If a Labour government suggested offsetting then I wouldn’t like it, but I might be prepared to cut them some slack as far as their motives were concerned (only a little slack, but I am not entirely unreasonable), but this lot? You must be having a laugh! Would you trust your beloved biodiversity to a bunch of biodiversity-haters?
Reason 2: it’s not likely to work anyway!
There is a big trap into which people interested in policy often fall when considering potential new policies. They hope for the best. By which, I mean that they think of how a complicated policy might work and then assume that it will work like that. It’s been done with biofuels, agri-environment schemes and elsewhere.
It’s like standing in front of a fruit machine (which I never have) and thinking ‘because I might get six cherries in a row – I will get six cherries in a row and I’ll be rich! Yippee!’. No you won’t – because it’s very, very unlikely.
You need to measure the biodiversity value, turn it into the right amount of money, spend the money in the right way and in the right place, and for everything to work.
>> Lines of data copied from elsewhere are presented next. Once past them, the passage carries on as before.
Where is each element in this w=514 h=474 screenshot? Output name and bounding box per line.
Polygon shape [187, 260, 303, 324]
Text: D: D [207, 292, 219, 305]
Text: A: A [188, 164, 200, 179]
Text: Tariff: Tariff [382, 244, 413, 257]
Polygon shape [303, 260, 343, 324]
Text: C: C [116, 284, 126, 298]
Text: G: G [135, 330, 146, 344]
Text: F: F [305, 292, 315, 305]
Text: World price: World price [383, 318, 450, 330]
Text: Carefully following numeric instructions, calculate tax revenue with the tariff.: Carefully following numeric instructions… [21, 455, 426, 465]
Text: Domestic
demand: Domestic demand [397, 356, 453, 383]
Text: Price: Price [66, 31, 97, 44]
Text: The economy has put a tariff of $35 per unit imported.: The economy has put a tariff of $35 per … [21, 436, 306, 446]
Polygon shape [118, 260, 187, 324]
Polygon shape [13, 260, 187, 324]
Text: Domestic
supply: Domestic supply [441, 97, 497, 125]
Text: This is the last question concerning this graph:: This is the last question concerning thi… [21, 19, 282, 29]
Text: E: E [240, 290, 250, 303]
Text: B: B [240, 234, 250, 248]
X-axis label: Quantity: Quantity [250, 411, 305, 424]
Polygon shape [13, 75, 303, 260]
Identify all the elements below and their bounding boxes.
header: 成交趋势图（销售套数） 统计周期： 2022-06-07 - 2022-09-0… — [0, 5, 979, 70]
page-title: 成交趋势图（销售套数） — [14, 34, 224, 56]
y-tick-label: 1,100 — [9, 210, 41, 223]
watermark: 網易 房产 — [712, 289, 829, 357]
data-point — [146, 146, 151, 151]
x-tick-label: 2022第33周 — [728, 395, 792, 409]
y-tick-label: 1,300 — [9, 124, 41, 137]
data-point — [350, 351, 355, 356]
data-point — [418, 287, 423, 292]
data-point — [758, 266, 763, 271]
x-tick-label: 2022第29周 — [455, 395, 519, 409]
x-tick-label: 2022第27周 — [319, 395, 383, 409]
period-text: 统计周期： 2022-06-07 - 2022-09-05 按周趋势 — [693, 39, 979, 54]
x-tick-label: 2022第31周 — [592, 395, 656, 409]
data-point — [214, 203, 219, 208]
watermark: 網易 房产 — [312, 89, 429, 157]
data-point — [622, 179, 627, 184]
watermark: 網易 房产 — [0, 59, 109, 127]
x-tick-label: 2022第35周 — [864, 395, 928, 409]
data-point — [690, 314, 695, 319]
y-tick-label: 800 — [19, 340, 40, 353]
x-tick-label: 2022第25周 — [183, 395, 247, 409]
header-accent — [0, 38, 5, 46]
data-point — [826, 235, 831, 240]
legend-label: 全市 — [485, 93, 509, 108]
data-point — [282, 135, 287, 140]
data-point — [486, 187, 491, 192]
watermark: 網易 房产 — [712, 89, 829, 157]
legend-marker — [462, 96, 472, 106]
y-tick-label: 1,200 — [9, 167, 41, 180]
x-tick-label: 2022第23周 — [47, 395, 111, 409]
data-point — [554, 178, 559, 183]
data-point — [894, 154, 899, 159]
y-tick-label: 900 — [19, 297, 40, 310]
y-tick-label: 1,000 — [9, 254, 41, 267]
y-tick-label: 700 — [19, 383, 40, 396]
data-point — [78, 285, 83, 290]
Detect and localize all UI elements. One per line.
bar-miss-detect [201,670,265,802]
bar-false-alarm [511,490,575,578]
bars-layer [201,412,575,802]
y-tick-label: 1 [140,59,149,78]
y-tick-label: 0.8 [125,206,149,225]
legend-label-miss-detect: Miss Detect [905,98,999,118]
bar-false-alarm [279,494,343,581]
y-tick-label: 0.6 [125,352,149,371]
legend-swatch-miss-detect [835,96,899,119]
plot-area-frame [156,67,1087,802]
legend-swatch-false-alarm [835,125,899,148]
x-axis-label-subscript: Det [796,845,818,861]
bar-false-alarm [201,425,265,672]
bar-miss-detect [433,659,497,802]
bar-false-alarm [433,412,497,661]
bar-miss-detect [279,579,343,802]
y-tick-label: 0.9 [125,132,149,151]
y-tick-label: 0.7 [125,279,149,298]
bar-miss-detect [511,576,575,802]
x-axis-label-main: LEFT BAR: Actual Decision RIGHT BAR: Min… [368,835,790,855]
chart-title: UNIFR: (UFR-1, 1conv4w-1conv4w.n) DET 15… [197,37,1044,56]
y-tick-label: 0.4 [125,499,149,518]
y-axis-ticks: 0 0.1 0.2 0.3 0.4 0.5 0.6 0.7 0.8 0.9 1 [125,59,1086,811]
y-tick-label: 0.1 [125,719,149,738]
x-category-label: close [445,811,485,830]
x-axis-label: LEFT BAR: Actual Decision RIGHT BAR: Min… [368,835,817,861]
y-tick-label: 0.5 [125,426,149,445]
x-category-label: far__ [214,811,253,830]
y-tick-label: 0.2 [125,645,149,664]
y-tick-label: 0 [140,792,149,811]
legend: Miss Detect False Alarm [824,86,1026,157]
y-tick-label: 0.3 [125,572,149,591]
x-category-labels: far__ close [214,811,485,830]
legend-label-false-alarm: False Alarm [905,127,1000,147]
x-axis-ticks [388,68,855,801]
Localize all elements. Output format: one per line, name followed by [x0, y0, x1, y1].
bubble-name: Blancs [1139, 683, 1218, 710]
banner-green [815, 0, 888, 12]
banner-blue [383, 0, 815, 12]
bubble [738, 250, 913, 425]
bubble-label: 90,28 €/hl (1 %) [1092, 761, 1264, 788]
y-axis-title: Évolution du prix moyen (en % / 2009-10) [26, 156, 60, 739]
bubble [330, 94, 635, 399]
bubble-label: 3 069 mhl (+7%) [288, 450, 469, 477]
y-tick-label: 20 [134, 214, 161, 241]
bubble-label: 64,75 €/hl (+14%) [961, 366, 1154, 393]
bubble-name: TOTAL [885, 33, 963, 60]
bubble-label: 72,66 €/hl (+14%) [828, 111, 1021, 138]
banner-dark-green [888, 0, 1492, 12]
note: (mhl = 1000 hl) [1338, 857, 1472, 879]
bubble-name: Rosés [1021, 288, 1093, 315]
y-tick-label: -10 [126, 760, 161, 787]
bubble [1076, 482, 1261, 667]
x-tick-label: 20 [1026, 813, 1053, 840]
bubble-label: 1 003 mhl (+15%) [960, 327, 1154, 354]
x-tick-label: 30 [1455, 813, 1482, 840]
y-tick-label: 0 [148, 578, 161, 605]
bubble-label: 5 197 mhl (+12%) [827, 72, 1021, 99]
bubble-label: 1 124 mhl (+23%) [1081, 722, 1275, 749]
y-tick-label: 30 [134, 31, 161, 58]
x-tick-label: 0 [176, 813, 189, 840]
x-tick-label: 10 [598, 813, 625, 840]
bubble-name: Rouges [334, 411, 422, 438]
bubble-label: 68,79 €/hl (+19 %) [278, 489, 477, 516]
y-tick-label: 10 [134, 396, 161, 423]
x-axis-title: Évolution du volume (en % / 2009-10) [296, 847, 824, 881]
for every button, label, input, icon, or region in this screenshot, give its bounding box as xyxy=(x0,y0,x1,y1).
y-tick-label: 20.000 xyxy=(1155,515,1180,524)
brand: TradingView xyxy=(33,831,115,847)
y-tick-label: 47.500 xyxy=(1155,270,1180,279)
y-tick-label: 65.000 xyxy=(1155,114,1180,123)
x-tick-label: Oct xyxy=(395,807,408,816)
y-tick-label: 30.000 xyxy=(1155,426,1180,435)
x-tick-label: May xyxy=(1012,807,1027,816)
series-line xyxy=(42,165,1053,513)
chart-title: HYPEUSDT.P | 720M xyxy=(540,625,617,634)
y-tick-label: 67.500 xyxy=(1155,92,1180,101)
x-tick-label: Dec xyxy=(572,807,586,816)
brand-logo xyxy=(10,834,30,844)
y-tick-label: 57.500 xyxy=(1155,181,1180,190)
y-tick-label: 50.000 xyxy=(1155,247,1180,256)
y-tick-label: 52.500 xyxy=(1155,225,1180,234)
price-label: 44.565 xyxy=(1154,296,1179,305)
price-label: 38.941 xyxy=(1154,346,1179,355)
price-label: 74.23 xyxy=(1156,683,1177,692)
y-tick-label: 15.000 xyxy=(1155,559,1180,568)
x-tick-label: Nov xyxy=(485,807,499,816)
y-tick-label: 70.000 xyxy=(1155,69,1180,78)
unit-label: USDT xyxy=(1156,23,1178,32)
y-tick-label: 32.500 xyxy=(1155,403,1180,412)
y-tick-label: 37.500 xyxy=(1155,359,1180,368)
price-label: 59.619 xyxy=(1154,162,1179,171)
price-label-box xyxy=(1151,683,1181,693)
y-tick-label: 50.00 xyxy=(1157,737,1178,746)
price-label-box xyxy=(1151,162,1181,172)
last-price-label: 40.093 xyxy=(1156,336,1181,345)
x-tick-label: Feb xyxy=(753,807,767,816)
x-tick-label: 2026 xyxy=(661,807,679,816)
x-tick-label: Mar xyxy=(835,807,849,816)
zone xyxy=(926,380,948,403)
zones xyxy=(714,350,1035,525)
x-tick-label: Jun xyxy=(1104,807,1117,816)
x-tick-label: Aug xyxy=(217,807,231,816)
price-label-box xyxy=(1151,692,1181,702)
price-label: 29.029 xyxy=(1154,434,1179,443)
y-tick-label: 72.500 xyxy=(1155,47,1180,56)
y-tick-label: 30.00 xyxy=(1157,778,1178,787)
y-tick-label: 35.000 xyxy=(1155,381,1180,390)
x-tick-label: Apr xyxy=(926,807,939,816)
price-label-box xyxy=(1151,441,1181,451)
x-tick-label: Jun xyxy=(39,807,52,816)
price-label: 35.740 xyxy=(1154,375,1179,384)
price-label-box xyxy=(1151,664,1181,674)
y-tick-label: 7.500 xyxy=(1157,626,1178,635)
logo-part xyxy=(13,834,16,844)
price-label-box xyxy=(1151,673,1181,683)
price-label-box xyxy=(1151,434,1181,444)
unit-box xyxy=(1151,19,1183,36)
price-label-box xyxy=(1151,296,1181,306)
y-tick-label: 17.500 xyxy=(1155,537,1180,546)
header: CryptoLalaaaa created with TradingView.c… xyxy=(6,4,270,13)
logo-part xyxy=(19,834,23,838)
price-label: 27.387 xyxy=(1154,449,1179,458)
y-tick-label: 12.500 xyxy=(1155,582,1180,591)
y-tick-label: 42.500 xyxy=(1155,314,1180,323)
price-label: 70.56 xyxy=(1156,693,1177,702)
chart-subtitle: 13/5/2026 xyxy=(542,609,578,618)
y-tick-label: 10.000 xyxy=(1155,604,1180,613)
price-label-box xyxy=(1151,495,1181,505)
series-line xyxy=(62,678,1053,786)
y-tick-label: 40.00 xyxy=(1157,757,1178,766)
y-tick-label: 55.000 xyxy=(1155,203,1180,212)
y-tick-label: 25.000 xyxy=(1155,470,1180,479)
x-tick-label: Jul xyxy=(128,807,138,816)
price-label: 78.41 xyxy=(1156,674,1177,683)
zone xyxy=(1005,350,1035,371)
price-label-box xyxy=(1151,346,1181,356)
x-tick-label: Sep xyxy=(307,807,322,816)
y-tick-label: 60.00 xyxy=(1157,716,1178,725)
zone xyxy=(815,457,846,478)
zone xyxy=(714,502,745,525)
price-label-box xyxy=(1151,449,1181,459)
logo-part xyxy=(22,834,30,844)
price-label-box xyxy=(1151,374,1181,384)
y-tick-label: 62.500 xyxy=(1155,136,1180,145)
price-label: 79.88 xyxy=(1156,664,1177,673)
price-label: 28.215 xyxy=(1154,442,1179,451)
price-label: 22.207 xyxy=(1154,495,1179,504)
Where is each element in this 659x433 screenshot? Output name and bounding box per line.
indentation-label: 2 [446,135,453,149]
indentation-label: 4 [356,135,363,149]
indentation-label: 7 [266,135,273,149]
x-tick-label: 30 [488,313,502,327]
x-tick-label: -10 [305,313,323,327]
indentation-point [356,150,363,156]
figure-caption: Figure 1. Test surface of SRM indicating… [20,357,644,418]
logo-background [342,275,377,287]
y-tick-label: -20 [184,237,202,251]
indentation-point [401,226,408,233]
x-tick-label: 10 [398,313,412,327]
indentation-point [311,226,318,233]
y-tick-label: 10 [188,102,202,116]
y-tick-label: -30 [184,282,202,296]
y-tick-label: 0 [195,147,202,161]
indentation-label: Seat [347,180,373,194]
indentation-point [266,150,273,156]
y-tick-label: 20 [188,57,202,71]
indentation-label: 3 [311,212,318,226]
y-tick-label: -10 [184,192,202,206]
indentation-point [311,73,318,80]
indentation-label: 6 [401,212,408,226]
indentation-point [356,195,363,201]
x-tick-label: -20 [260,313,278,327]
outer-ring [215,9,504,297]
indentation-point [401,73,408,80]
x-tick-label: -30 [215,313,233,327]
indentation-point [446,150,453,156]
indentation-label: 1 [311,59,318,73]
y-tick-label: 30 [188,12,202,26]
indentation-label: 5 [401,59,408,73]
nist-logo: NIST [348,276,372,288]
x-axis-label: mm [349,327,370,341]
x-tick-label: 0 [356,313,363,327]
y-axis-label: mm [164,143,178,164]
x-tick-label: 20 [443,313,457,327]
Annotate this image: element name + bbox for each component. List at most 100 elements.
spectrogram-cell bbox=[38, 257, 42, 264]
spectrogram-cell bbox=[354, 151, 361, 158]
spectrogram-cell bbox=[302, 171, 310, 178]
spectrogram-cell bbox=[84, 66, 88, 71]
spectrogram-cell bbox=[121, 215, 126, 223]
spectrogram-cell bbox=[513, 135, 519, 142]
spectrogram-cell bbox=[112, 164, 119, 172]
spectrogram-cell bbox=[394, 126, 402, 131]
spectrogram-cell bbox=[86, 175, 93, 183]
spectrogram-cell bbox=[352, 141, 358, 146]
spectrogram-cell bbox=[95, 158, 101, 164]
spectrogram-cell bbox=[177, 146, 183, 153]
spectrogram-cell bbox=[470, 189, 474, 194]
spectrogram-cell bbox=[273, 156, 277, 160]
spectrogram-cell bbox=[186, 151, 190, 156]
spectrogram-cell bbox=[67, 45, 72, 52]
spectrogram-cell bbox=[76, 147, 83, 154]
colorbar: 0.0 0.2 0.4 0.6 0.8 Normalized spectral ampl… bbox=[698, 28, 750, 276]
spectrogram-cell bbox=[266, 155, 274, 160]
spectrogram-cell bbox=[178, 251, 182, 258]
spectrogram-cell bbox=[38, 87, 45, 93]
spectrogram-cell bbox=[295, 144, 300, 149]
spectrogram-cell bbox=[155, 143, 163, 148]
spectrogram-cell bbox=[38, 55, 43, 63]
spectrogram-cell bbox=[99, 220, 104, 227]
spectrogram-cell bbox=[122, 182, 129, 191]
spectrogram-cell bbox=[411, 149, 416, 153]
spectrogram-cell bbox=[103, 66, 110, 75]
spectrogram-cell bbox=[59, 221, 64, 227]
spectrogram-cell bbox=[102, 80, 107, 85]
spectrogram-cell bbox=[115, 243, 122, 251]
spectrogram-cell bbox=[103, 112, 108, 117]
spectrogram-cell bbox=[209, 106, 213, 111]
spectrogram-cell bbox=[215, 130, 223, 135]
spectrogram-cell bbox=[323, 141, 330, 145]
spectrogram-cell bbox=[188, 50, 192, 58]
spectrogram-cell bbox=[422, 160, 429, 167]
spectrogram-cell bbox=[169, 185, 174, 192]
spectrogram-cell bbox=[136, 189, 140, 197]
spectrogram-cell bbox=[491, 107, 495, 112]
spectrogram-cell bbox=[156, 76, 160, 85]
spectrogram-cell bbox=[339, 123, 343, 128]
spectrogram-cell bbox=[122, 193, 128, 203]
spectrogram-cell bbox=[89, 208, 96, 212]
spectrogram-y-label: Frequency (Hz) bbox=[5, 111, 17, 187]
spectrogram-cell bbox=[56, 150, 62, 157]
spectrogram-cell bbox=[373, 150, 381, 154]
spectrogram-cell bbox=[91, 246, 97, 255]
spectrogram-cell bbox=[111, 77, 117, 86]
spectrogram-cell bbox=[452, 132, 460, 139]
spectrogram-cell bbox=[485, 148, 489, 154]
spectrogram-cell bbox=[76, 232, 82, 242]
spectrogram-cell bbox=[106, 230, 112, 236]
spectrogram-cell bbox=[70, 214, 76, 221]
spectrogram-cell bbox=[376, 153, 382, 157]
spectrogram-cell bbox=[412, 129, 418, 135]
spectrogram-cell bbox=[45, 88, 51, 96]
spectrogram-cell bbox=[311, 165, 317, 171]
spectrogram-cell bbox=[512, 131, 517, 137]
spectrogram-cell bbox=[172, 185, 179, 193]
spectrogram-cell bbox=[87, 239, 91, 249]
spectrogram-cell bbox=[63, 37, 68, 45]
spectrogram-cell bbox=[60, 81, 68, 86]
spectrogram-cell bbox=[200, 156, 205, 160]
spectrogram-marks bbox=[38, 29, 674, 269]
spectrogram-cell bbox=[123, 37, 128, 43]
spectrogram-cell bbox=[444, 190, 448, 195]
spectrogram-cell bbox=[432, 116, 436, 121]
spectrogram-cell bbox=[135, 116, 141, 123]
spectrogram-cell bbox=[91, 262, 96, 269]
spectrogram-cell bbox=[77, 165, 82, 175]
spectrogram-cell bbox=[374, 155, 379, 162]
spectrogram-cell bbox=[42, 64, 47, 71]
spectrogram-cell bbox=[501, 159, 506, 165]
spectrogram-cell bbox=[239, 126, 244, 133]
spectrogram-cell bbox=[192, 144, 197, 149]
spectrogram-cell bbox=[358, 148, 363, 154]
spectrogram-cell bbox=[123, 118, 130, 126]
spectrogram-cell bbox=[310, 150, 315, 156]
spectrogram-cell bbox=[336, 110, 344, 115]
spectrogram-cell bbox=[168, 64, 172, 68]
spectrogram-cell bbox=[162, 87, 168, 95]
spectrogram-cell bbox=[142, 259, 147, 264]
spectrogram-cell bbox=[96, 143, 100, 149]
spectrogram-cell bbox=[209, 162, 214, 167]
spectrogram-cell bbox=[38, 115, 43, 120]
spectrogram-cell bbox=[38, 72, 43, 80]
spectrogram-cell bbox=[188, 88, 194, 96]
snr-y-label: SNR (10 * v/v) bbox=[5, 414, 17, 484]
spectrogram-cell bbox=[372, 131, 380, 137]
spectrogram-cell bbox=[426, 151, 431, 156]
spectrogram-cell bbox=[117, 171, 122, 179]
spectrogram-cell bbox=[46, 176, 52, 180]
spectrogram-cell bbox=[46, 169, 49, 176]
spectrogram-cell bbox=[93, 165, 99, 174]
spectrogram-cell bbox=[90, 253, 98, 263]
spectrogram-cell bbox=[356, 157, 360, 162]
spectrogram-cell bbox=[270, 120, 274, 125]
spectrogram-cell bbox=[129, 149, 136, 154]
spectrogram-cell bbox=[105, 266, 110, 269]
If all those (and other things) happen then offsetting could work. But it’s so difficult (and it’s in the hands of biodiversity haters anyway) that it won’t work.
The RSPB seems to be bending over backwards to find a way of being nice about offsetting and the analogy with the Habitats Directive is a poor one. The Habitats Directive is designed as a policy measure to protect existing natural riches – and it does. Only under the most pressing of needs can it be overridden and then compensatory habitat must be produced. Off-setting is an idea to make it easier for a developer to get his (let’s assume it’s a nasty man) way and then fork out a bit of money for some good possibly to be done somewhere else if everything works. The two things aren’t very similar really are they? One is an effective measure to protect, the other is a measure to weaken protection with the promise of jam tomorrow.
The proposal for biodiversity offsetting is driven by two things – a belief that economic development is of paramount importance and nothing should stand in its way, and a belief that markets can deliver. I don’t share either view. But our wildlife NGOS are adding credibility to offsetting by saying that it could work. Pigs might fly.